Éric Brunet est un journaliste de droite et l’assume. Qu’il soit de droite et l’assume, c’est évidemment son droit le plus strict. Mais est-il journaliste ? À en juger par la fougue avec laquelle il a fait campagne pour Nicolas Sarkozy, n’est-il pas plutôt attaché de presse ? Officieusement, bien sûr… Approximativement journaliste, éventuellement attaché de presse, n’est-il pas finalement « polémiste », comme on le présente souvent ? « Polémiste » : profession non homologuée, ouverte à tous venants, pour peu qu’ils soient percutants. Et drôles, mais malgré eux.

On le devine : Éric Brunet est un cas exemplaire de mélange des genres et des fonctions.

Reprenons.

De droite ?

Le parcours initial d’Éric Brunet (dont nous informe suffisamment l’article qui lui est consacré sur Wikipédia) est assez banal (allers et retours entre le secteur public et les médias privés, au gré des opportunités de carrière). Un parcours qui lui fait rapidement côtoyer des animateurs-producteurs (Stéphane Simon, Thierry Ardisson, Guillaume Durand...) auprès desquels il apprend les rudiments du bavardage audiovisuel.

Débarrassé de ses complexes par la mélopée sarkozyste, il rejoint en 2009 le comité d’honneur de l’UNI et publie en 2010 Dans la tête d’un réac. [1]. Au sommet de son art, le journaliste se grise : « Être de droite, en littérature comme en politique, c’est avoir le goût du panache. Et ne pas craindre de revendiquer sa singularité, ce qui passe souvent par l’affirmation de valeurs somme toute très accessibles : l’homme de droite préfère le mérite à la répartition ; il est moins cartésien que pascalien ; il aspire à la transcendance. Et, contrairement à la gauche, il voyage léger : pas de fonds dogmatique pesant, pas de rituels sacrés, pas de jargon. L’homme de gauche met de la gravité partout, l’homme de droite met de la légèreté en tout. »
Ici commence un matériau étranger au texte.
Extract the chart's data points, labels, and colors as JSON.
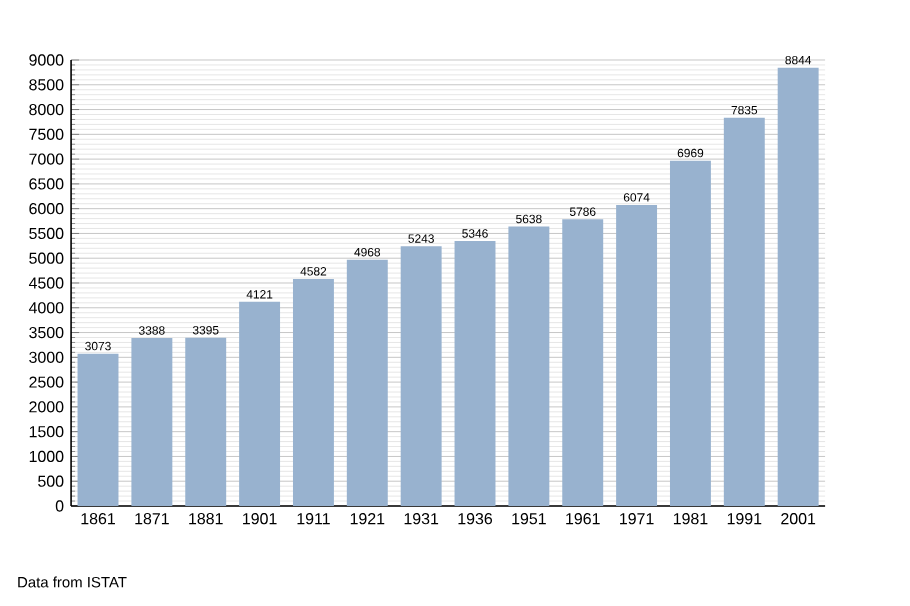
{
  "chart_data": {
    "type": "bar",
    "categories": [
      "1861",
      "1871",
      "1881",
      "1901",
      "1911",
      "1921",
      "1931",
      "1936",
      "1951",
      "1961",
      "1971",
      "1981",
      "1991",
      "2001"
    ],
    "values": [
      3073,
      3388,
      3395,
      4121,
      4582,
      4968,
      5243,
      5346,
      5638,
      5786,
      6074,
      6969,
      7835,
      8844
    ],
    "color": "#98b2cf",
    "ylim": [
      0,
      9000
    ],
    "yticks": [
      0,
      500,
      1000,
      1500,
      2000,
      2500,
      3000,
      3500,
      4000,
      4500,
      5000,
      5500,
      6000,
      6500,
      7000,
      7500,
      8000,
      8500,
      9000
    ],
    "grid": true,
    "data_labels": true,
    "annotations": [
      "Data from ISTAT"
    ]
  }
}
L’art de rendre la chose grave légère étant sans aucun doute le talent de Brunet, comme permet de le vérifier chacune de ses interventions…

Journaliste ?

Journaliste ? Indéniablement, il le fut, puisqu’il suffit pour pouvoir se prévaloir de l’appartenance à la profession… de détenir une carte d’identité professionnelle. L’est-il encore ? Parfois il le prétend (comme il fit sur le plateau de « Salut les terriens », le 23 octobre 2010 : « C’est un journaliste qui vous parle... » lance-t-il à Anne Hidalgo. N’avait-il pas renoncé à renouveler sa carte de presse en 2003 ?). Souvent, il le nie. Sur Rue89, un article de François Krug, publié le 7 janvier 2012 et intitulé « Sur RMC, le “polémiste” Éric Brunet soigne bien ses clients », tente de faire le point sur les palinodies de notre personnage à ce propos, en commençant par le citer :

« J’ai rendu ma carte de presse. Ce n’est pas que symbolique. Je ne bénéficie plus de la déduction supplémentaire d’impôts de 7 650 €. J’ai vu trop d’ignorants, d’aveugles et de militants de gauche dans cette corporation. Qu’ils s’amusent entre eux, moi je sors du jeu. »

Au risque d’affaiblir encore plus la proportion de journalistes de droite qu’il a comptabilisée avec précision : « Allez, 6 % des journalistes en France sont de droite » (Brunet dans « Salut les terriens », le 23 octobre 2010). Allez, qui dit mieux ?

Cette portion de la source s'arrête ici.